Ein Zwölfjähriger sitzt in einem Gerichtssaal im US-Bundesstaat Ohio. Gerade wird über das Sorgerecht für ihn verhandelt. Um ihn herum sitzen Männer und Frauen in Jogginghosen und mit ungepflegten Haaren. Sie sind Zeugen und Angehörige. Die Richter und Anwälte hingegen tragen Anzüge – Menschen, die der Junge bisher nur im Fernsehen gesehen hat und die auch anders sprechen als seine Familie und er. „Die Menschen, die dieses Gericht betrieben, waren anders als wir. Die Menschen, die vor diesem Gericht erscheinen mussten, waren es nicht.“ So heißt es in dem Buch „Hillbilly-Elegie“ von J.D. Vance. Ich hatte das Buch kurz nach seinem Erscheinen auf Deutsch im Jahr 2017 gelesen. Es hieß im Untertitel „Die Geschichte meiner Familie und einer Gesellschaft in der Krise“. Der Autor war bis dahin wenig bekannt, er war für viele ein unbeschriebenes Blatt. Mit seinem Buch lieferte er jedoch einen wichtigen Beitrag dafür, die Ursachen des Aufstiegs von Donald Trump vom Milliardär zum US-Präsidenten zu verstehen – an dessen Seite J.D. Vance mittlerweile für die Präsidentschaftswahl am 5. November als „Running Mate“, als möglicher Vize-Präsident, antritt.

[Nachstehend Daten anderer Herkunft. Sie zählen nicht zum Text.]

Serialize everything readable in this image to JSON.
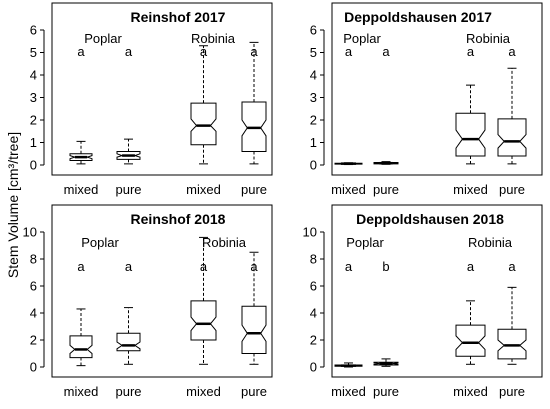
{
  "figure": {
    "ylabel": "Stem Volume [cm³/tree]"
  },
  "chart_data": [
    {
      "type": "box",
      "title": "Reinshof 2017",
      "ylabel": "Stem Volume [cm³/tree]",
      "ylim": [
        0,
        6
      ],
      "yticks": [
        "0",
        "1",
        "2",
        "3",
        "4",
        "5",
        "6"
      ],
      "group_labels": [
        "Poplar",
        "Robinia"
      ],
      "categories": [
        "mixed",
        "pure",
        "mixed",
        "pure"
      ],
      "series": [
        {
          "group": "Poplar",
          "category": "mixed",
          "whisker_low": 0.05,
          "q1": 0.2,
          "median": 0.35,
          "q3": 0.5,
          "whisker_high": 1.05,
          "notch_low": 0.28,
          "notch_high": 0.42,
          "letter": "a"
        },
        {
          "group": "Poplar",
          "category": "pure",
          "whisker_low": 0.05,
          "q1": 0.25,
          "median": 0.42,
          "q3": 0.6,
          "whisker_high": 1.15,
          "notch_low": 0.35,
          "notch_high": 0.5,
          "letter": "a"
        },
        {
          "group": "Robinia",
          "category": "mixed",
          "whisker_low": 0.05,
          "q1": 0.9,
          "median": 1.75,
          "q3": 2.75,
          "whisker_high": 5.3,
          "notch_low": 1.5,
          "notch_high": 2.05,
          "letter": "a"
        },
        {
          "group": "Robinia",
          "category": "pure",
          "whisker_low": 0.05,
          "q1": 0.6,
          "median": 1.65,
          "q3": 2.8,
          "whisker_high": 5.45,
          "notch_low": 1.3,
          "notch_high": 2.0,
          "letter": "a"
        }
      ]
    },
    {
      "type": "box",
      "title": "Deppoldshausen 2017",
      "ylim": [
        0,
        6
      ],
      "yticks": [
        "0",
        "1",
        "2",
        "3",
        "4",
        "5",
        "6"
      ],
      "group_labels": [
        "Poplar",
        "Robinia"
      ],
      "categories": [
        "mixed",
        "pure",
        "mixed",
        "pure"
      ],
      "series": [
        {
          "group": "Poplar",
          "category": "mixed",
          "whisker_low": 0.02,
          "q1": 0.04,
          "median": 0.06,
          "q3": 0.08,
          "whisker_high": 0.1,
          "notch_low": 0.05,
          "notch_high": 0.07,
          "letter": "a"
        },
        {
          "group": "Poplar",
          "category": "pure",
          "whisker_low": 0.03,
          "q1": 0.05,
          "median": 0.08,
          "q3": 0.11,
          "whisker_high": 0.15,
          "notch_low": 0.06,
          "notch_high": 0.1,
          "letter": "a"
        },
        {
          "group": "Robinia",
          "category": "mixed",
          "whisker_low": 0.05,
          "q1": 0.4,
          "median": 1.15,
          "q3": 2.3,
          "whisker_high": 3.55,
          "notch_low": 0.75,
          "notch_high": 1.55,
          "letter": "a"
        },
        {
          "group": "Robinia",
          "category": "pure",
          "whisker_low": 0.05,
          "q1": 0.4,
          "median": 1.05,
          "q3": 2.05,
          "whisker_high": 4.3,
          "notch_low": 0.75,
          "notch_high": 1.35,
          "letter": "a"
        }
      ]
    },
    {
      "type": "box",
      "title": "Reinshof 2018",
      "ylim": [
        0,
        10
      ],
      "yticks": [
        "0",
        "2",
        "4",
        "6",
        "8",
        "10"
      ],
      "group_labels": [
        "Poplar",
        "Robinia"
      ],
      "categories": [
        "mixed",
        "pure",
        "mixed",
        "pure"
      ],
      "series": [
        {
          "group": "Poplar",
          "category": "mixed",
          "whisker_low": 0.1,
          "q1": 0.7,
          "median": 1.3,
          "q3": 2.3,
          "whisker_high": 4.3,
          "notch_low": 1.0,
          "notch_high": 1.6,
          "letter": "a"
        },
        {
          "group": "Poplar",
          "category": "pure",
          "whisker_low": 0.2,
          "q1": 1.2,
          "median": 1.6,
          "q3": 2.5,
          "whisker_high": 4.4,
          "notch_low": 1.35,
          "notch_high": 1.85,
          "letter": "a"
        },
        {
          "group": "Robinia",
          "category": "mixed",
          "whisker_low": 0.2,
          "q1": 2.0,
          "median": 3.2,
          "q3": 4.9,
          "whisker_high": 9.6,
          "notch_low": 2.7,
          "notch_high": 3.7,
          "letter": "a"
        },
        {
          "group": "Robinia",
          "category": "pure",
          "whisker_low": 0.2,
          "q1": 1.0,
          "median": 2.5,
          "q3": 4.5,
          "whisker_high": 8.5,
          "notch_low": 1.9,
          "notch_high": 3.1,
          "letter": "a"
        }
      ]
    },
    {
      "type": "box",
      "title": "Deppoldshausen 2018",
      "ylim": [
        0,
        10
      ],
      "yticks": [
        "0",
        "2",
        "4",
        "6",
        "8",
        "10"
      ],
      "group_labels": [
        "Poplar",
        "Robinia"
      ],
      "categories": [
        "mixed",
        "pure",
        "mixed",
        "pure"
      ],
      "series": [
        {
          "group": "Poplar",
          "category": "mixed",
          "whisker_low": 0.0,
          "q1": 0.05,
          "median": 0.1,
          "q3": 0.15,
          "whisker_high": 0.3,
          "notch_low": 0.08,
          "notch_high": 0.12,
          "letter": "a"
        },
        {
          "group": "Poplar",
          "category": "pure",
          "whisker_low": 0.05,
          "q1": 0.15,
          "median": 0.25,
          "q3": 0.35,
          "whisker_high": 0.6,
          "notch_low": 0.2,
          "notch_high": 0.3,
          "letter": "b"
        },
        {
          "group": "Robinia",
          "category": "mixed",
          "whisker_low": 0.2,
          "q1": 0.8,
          "median": 1.8,
          "q3": 3.1,
          "whisker_high": 4.9,
          "notch_low": 1.3,
          "notch_high": 2.3,
          "letter": "a"
        },
        {
          "group": "Robinia",
          "category": "pure",
          "whisker_low": 0.2,
          "q1": 0.6,
          "median": 1.6,
          "q3": 2.8,
          "whisker_high": 5.9,
          "notch_low": 1.2,
          "notch_high": 2.0,
          "letter": "a"
        }
      ]
    }
  ]
}
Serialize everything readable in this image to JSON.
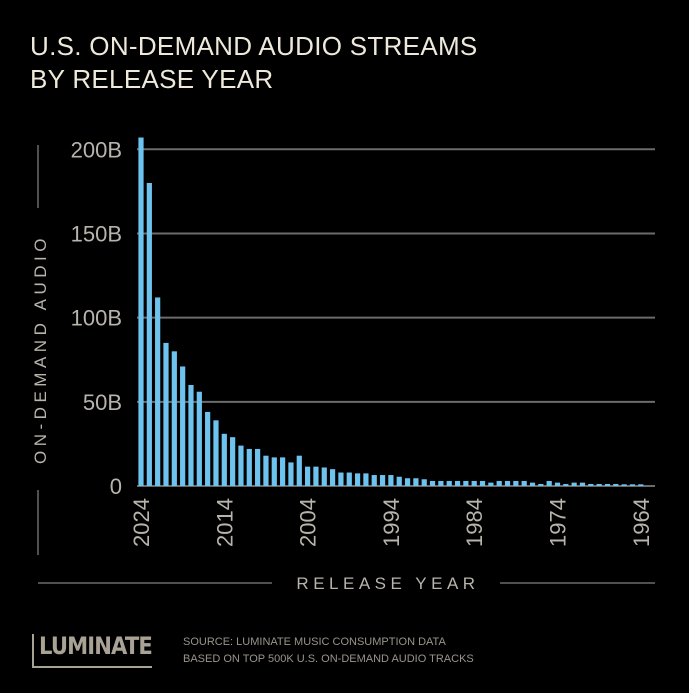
{
  "title_lines": [
    "U.S. ON-DEMAND AUDIO STREAMS",
    "BY RELEASE YEAR"
  ],
  "footer": {
    "logo_text": "LUMINATE",
    "source_lines": [
      "SOURCE: LUMINATE MUSIC CONSUMPTION DATA",
      "BASED ON TOP 500K U.S. ON-DEMAND AUDIO TRACKS"
    ]
  },
  "colors": {
    "bar": "#6ec3ee",
    "background": "#000000",
    "grid": "#6b6b6b",
    "text": "#efe9dc",
    "axis_text": "#b8b4ac"
  },
  "chart_data": {
    "type": "bar",
    "title": "U.S. ON-DEMAND AUDIO STREAMS BY RELEASE YEAR",
    "xlabel": "RELEASE YEAR",
    "ylabel": "ON-DEMAND AUDIO",
    "ylim": [
      0,
      200
    ],
    "unit": "B",
    "grid": true,
    "yticks": [
      0,
      50,
      100,
      150,
      200
    ],
    "ytick_labels": [
      "0",
      "50B",
      "100B",
      "150B",
      "200B"
    ],
    "xtick_labels": [
      "2024",
      "2014",
      "2004",
      "1994",
      "1984",
      "1974",
      "1964"
    ],
    "categories_range": [
      2024,
      1964
    ],
    "values": [
      207,
      180,
      112,
      85,
      80,
      71,
      60,
      56,
      44,
      39,
      31,
      29,
      24,
      22,
      22,
      18,
      17,
      17,
      14,
      18,
      11.5,
      11.5,
      11,
      10,
      8,
      8,
      7.5,
      7.5,
      6.5,
      6.5,
      6.5,
      5.5,
      4.6,
      4.6,
      4,
      3,
      3,
      3,
      3,
      3,
      3,
      3,
      2,
      3,
      3,
      3,
      3,
      2,
      1.2,
      3,
      2,
      1.2,
      2,
      2,
      1.2,
      1.2,
      1.2,
      1.2,
      1,
      1,
      1
    ]
  }
}
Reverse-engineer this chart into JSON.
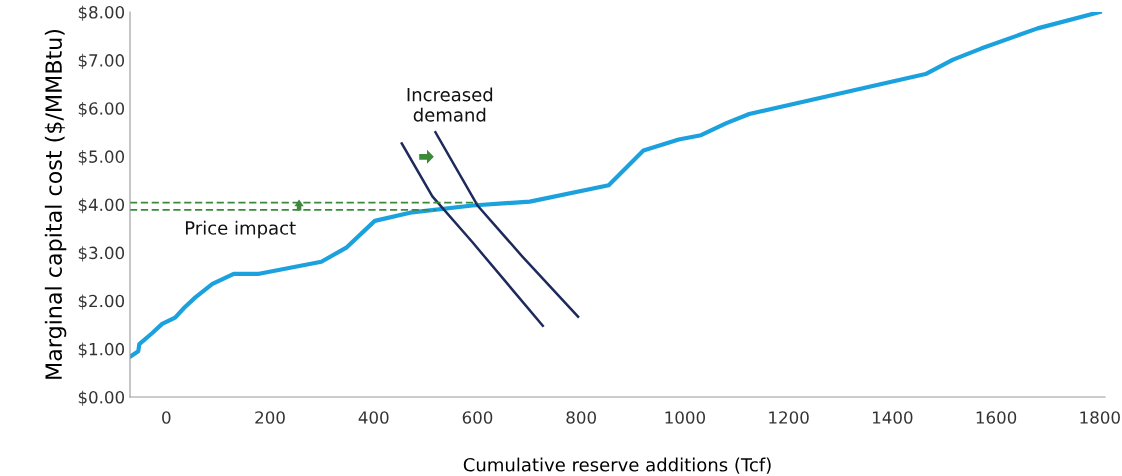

Aufgewachsen war J.D. Vance unter sogenannten Hillbillys – unter Hinterwäldlern, wie man auf Deutsch sagen würde – im US-Bundesstaat Ohio in dem von der Stahlindustrie geprägten Rust Belt. Seine Mutter war drogen- und medikamentenabhängig, sein Vater ein Alkoholiker, der die Familie früh verließ. Das Buch spielt zur Zeit, als in den abgelegenen Gegenden des Appalachen-Gebirges die sogenannte Opioid-Krise einsetzte, der unzählige Menschen zum Opfer fielen. Sie waren von Schmerzmitteln abhängig geworden. Geboren als James Donald Bowman und aufgewachsen in der Industriestadt Middletown, erlebte J.D. Vance den wirtschaftlichen Niedergang und den Abstieg der Menschen in Ohio und den angrenzenden Bundesstaaten. „Amerikaner nennen sie Hillbillys, Rednecks oder White Trash“, schreibt er. „Ich nenne sie Nachbarn, Freunde und Verwandte.“
Das ganze Land war wie eine Art Walmart geworden
Seine Familie mütterlicherseits stammte ursprünglich aus Kentucky. Aufgewachsen ist Vance, übrigens der Familienname seiner Mutter, wegen deren Drogensucht bei den Großeltern. Ihm gelang schließlich der Ausstieg aus dem von Arbeits- und Perspektivlosigkeit sowie einem Teufelskreis von Gewalt, Drogen und Alkohol geprägten Milieu der weißen Unterschicht. „Ich war eines dieser Kinder mit einer trostlosen Zukunft. Ich hätte mich beinahe der tiefsitzenden Wut und Verbitterung ergeben, die alle in meinem Umfeld erfasst hatte“, schreibt der Autor. J.D. Vance studierte, nachdem er von 2003 bis 2007 bei den US-Marines gedient hatte und auch in den Irakkrieg gezogen war, Philosophie und Politikwissenschaft an der Ohio State University sowie Jura an der Elite-Universität Yale.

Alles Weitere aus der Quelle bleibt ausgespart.